Meet the Dawgs of the CAT:
Kristen Allen ’12
Major: Math Education
“I absolutely loved my time at Butler. My professors were awesome mentors, and they helped me figure out what I wanted to do. Now, working here, I have the chance to revisit so many of the great memories I have from being on campus as a student.
In my four years at Butler, I was one of the first student-employees to participate in the Information Commons partnership between Butler Libraries and the Center for Academic Technology. After graduating, I worked for a wealth management company and did some nonprofit work, but I always loved Butler. I always loved teaching and technology. When there was an opening with the CAT, I applied right away, and I was really happy to be part of the team.
We really do function as a team. A lot of our success comes from good communication. For as small as our staff is, I’ve been amazed by how much knowledge the members of our team have.”
Megan Grady, MA ’10
MA Program: Master of Arts in English
“My liberal arts education taught me to love learning, which has been really useful when it comes to technology. I love finding ways that technology can enhance education.
Before coming to Butler, I spent several years working in other roles where I was teaching teachers how to teach. But I think my heart was always very much into liberal arts, and I wanted to find a position that would challenge me to go beyond my current skill set and learn new things.
I love working with faculty, listening to what they want to accomplish in their classrooms, and thinking through which resources are available to help them do that. I love solving problems, and I love the challenge of helping people feel more comfortable with technology—to make them feel like it’s something that’s within their control—something that can actually help them be efficient.”
Nick Wilson ’08
Major: Electronic Media
“After graduating from Butler, I found a position as a technician for a local K-12 school district. That’s where I discovered a passion for teaching people how to use technology. But I always wanted to come back to Butler, and I jumped at the chance to work with the CAT.

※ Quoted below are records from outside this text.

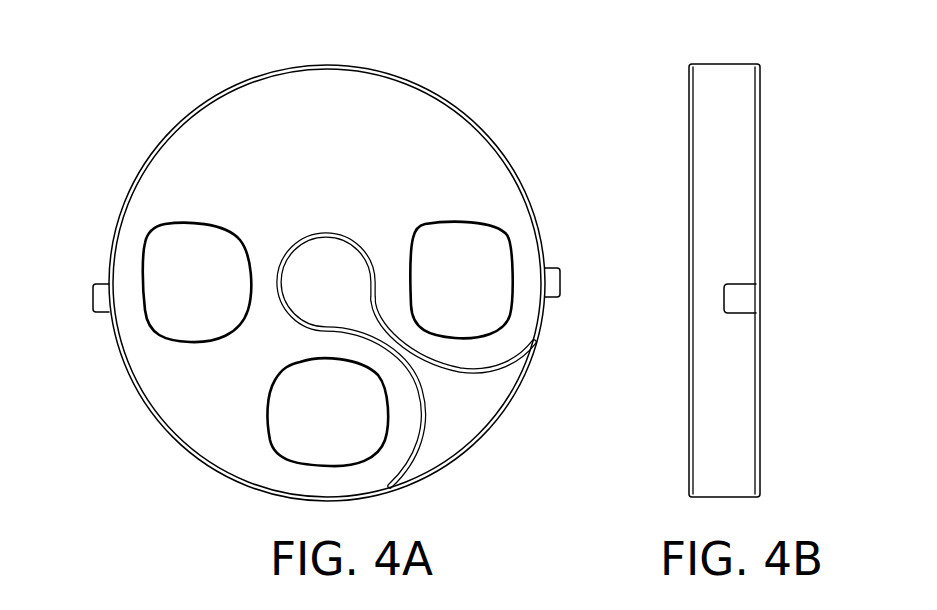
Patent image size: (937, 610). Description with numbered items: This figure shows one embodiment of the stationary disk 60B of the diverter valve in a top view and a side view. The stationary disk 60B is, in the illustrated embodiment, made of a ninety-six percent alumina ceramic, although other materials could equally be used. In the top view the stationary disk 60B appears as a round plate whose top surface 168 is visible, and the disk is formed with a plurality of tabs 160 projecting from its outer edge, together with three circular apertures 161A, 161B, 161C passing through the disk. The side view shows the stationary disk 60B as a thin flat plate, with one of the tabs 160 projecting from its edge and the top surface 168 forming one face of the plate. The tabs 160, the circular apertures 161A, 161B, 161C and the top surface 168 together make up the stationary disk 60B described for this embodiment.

In FIG. 4A, the stationary disk 60B is at (457, 80).
In FIG. 4B, the stationary disk 60B is at (746, 40).
In FIG. 4A, the tabs 160 is at (96, 283).
In FIG. 4B, the tabs 160 is at (746, 282).
In FIG. 4A, the circular aperture 161A is at (164, 222).
In FIG. 4A, the circular aperture 161B is at (500, 222).
In FIG. 4A, the circular aperture 161C is at (277, 456).
In FIG. 4A, the top surface 168 is at (280, 146).
In FIG. 4B, the top surface 168 is at (763, 406).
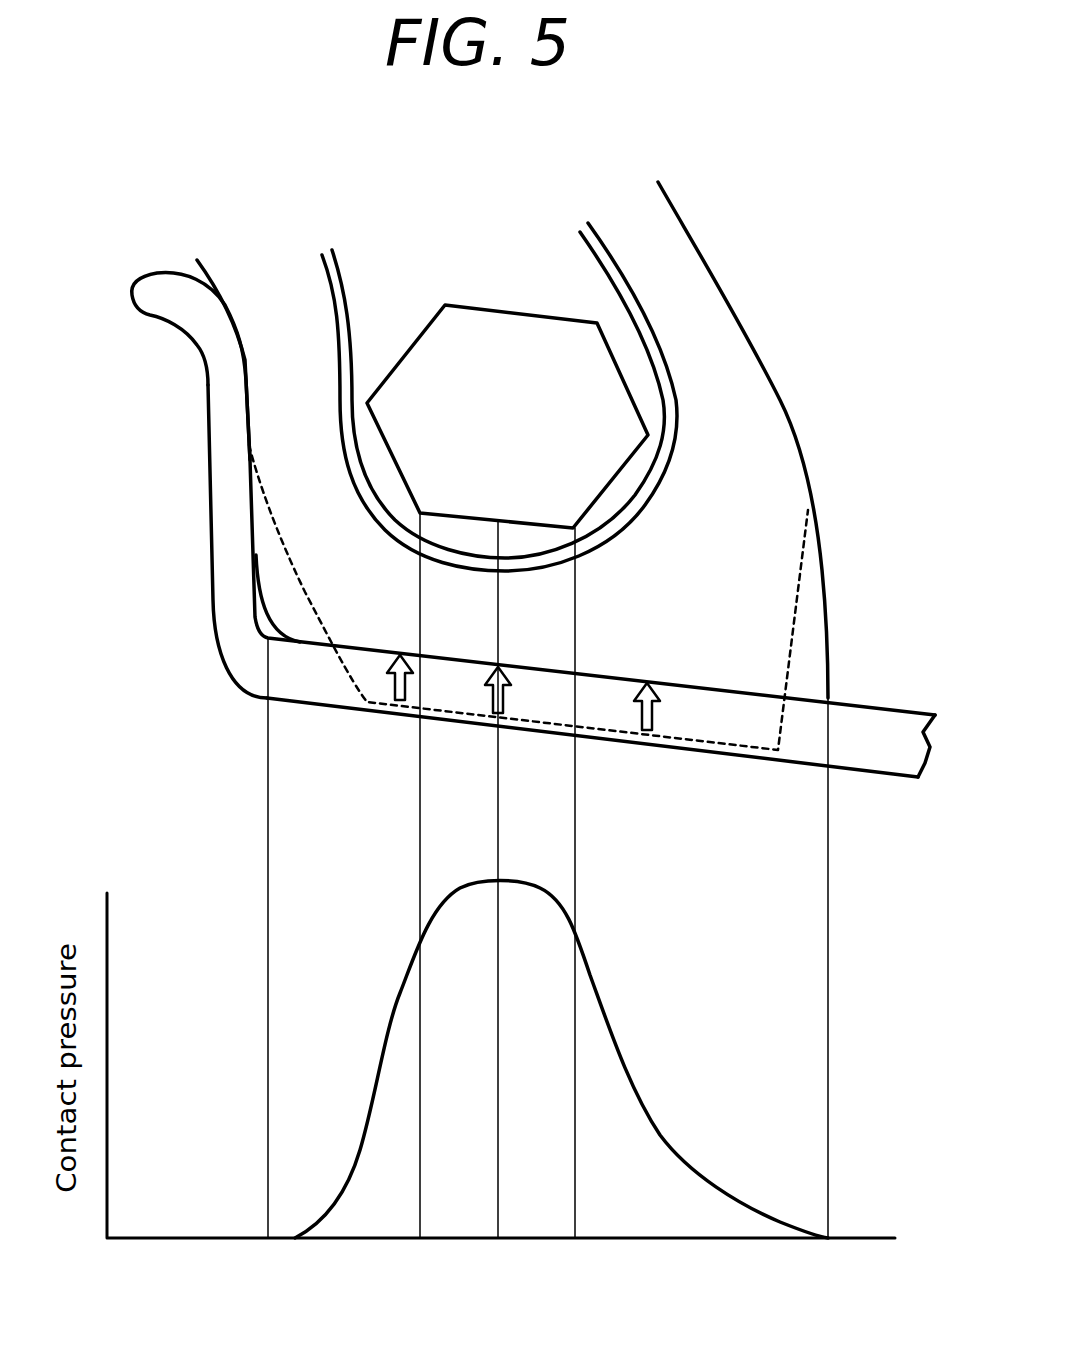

I love the lightbulb effect—when people start to understand a technology and see its full potential. For example, during the COVID-19 crisis, many faculty members have tried new things and realized they might want to use those tools in all their classes moving forward.
The biggest way my Butler education prepared me was by teaching me The Butler Way. I really feel that Butler is different from the average university because our faculty are so connected with the students. You really create a relationship with the faculty, and I think that makes a big difference.”
Heather Hazelwood ’05, MS ’14
Major: Recording Industry Studies
MS Program: Effective Teaching and Leadership
“After working at Butler for almost 10 years now, I don’t feel like I work with co-workers—I feel like I work with family. That’s something I treasure. I have built deep relationships with faculty, which helps me support them in meaningful ways.
My parents both went to Butler, then my mom worked at the University when I was in high school, so Butler just always seemed like the natural choice for me. I graduated from the first class of the Recording Industry Studies program in 2005. After about five years of experience in the hotel and conference center audiovisual industry, I found myself looking for a change. It seemed only natural to return to my alma mater, which I thankfully did in January 2011.
I strive to be a solution finder, and to find joy in helping others improve their teaching for the benefit of students. I also do my best to put others’ needs before my own. While these qualities seem innate, I can’t deny that my experience as a student at Butler helped mold me into the person and the Academic Technology Specialist I am today.”